With standardized tests becoming less accessible during the pandemic, selective universities have increasingly turned to artificial intelligence-based approaches to help prioritize which of the tens of thousands of applications to review first. The Cornell research team realized these algorithms presented an opportunity to test out potential changes in admissions policies before they are implemented.
In the new study, the researchers started by building an AI-based ranking algorithm for the university, which they trained on past admissions decisions to predict the likelihood of a candidate’s acceptance based on their common application. Then they retrained the algorithm without features related to race and rescored the applicants to see how the recommendations changed.
“There’s a huge drop in the URM students when you look at the top-ranked pool of applicants,” Lee said. In the original algorithm, 53% of the top group consisted of URM students, which is similar to the composition of the admitted class before the SFFA ruling. After they removed race, the top-ranked group had only 20% URM students.
Taking race out of the equation did result in a tiny increase in the average standardized test scores among the top-ranked students. But the change was negligible – equivalent to the difference between scoring a 1480 and a 1490 on the SAT.
Additional analysis showed that the subset of qualified students in the top-ranked pool under the original algorithm was somewhat arbitrary, because there were so many excellent applicants – the ranking changed substantially when the algorithm was trained with different random subsets of the data. But the rankings became even more arbitrary when race was removed from consideration.
When the study university announced the demographics of the fall 2024 incoming class, the team’s predictions were spot on. “When we saw the actual numbers, our approach had done a pretty good job of predicting the decline in URM students,” said Harvey.
She notes, however, that not all schools saw a drop in diversity following the SFFA ruling – a few even saw increases. “Looking at how different schools responded to the SFFA decision will be very interesting for future research – to see why so many schools had such different outcomes,” she said.
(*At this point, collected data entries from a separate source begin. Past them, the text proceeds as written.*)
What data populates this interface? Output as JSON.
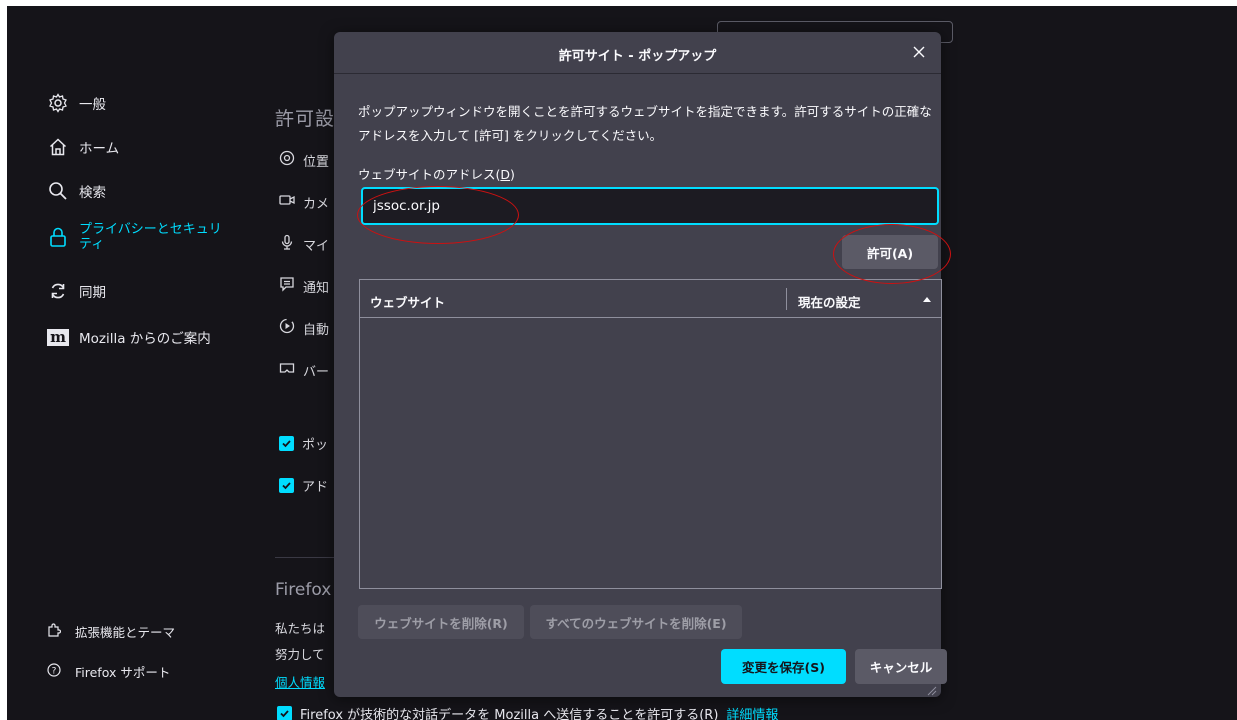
{
  "sidebar": {
    "items": [
      {
        "label": "一般",
        "icon": "gear-icon"
      },
      {
        "label": "ホーム",
        "icon": "home-icon"
      },
      {
        "label": "検索",
        "icon": "search-icon"
      },
      {
        "label": "プライバシーとセキュリティ",
        "label_line1": "プライバシーとセキュリ",
        "label_line2": "ティ",
        "icon": "lock-icon",
        "active": true
      },
      {
        "label": "同期",
        "icon": "sync-icon"
      },
      {
        "label": "Mozilla からのご案内",
        "icon": "mozilla-icon"
      }
    ],
    "footer": [
      {
        "label": "拡張機能とテーマ",
        "icon": "puzzle-icon"
      },
      {
        "label": "Firefox サポート",
        "icon": "help-icon"
      }
    ]
  },
  "background": {
    "heading": "許可設",
    "permissions": [
      {
        "label": "位置",
        "icon": "location-icon"
      },
      {
        "label": "カメ",
        "icon": "camera-icon"
      },
      {
        "label": "マイ",
        "icon": "microphone-icon"
      },
      {
        "label": "通知",
        "icon": "notification-icon"
      },
      {
        "label": "自動",
        "icon": "autoplay-icon"
      },
      {
        "label": "バー",
        "icon": "vr-icon"
      }
    ],
    "checkboxes": [
      {
        "label": "ポッ"
      },
      {
        "label": "アド"
      }
    ],
    "firefox_heading": "Firefox",
    "text_line1": "私たちは",
    "text_line2": "努力して",
    "link_text": "個人情報",
    "bottom_checkbox_label": "Firefox が技術的な対話データを Mozilla へ送信することを許可する(R)",
    "bottom_more_link": "詳細情報"
  },
  "dialog": {
    "title": "許可サイト - ポップアップ",
    "description": "ポップアップウィンドウを開くことを許可するウェブサイトを指定できます。許可するサイトの正確なアドレスを入力して [許可] をクリックしてください。",
    "address_label_prefix": "ウェブサイトのアドレス(",
    "address_label_key": "D",
    "address_label_suffix": ")",
    "address_value": "jssoc.or.jp",
    "allow_button": "許可(A)",
    "table": {
      "col_website": "ウェブサイト",
      "col_status": "現在の設定",
      "rows": []
    },
    "remove_button": "ウェブサイトを削除(R)",
    "remove_all_button": "すべてのウェブサイトを削除(E)",
    "save_button": "変更を保存(S)",
    "cancel_button": "キャンセル"
  },
  "colors": {
    "accent": "#00ddff",
    "page_bg": "#151419",
    "dialog_bg": "#42414d",
    "annotation": "#cc1111"
  }
}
Kizilcec expects that the use of AI to support admissions staff in reviewing applications will continue to grow at colleges and universities. “This work is critical to make sure that AI is used responsibly in admissions,” he said.
Nikhil Garg, assistant professor of operations research and information engineering (ORIE) at Cornell Tech, as part of the Jacobs Technion-Cornell Institute, and Thorsten Joachims, the Jacob Gould Schurman Professor of computer science and information science are co-authors on the study.
The researchers received support from the National Science Foundation, the Amazon Research Award, the Graduate Fellowships for STEM Diversity, the Urban Tech Hub at Cornell Tech and a seed grant from the Cornell Center for Social Sciences.
Patricia Waldron is a writer for the Cornell Ann S. Bowers College of Computing and Information Science.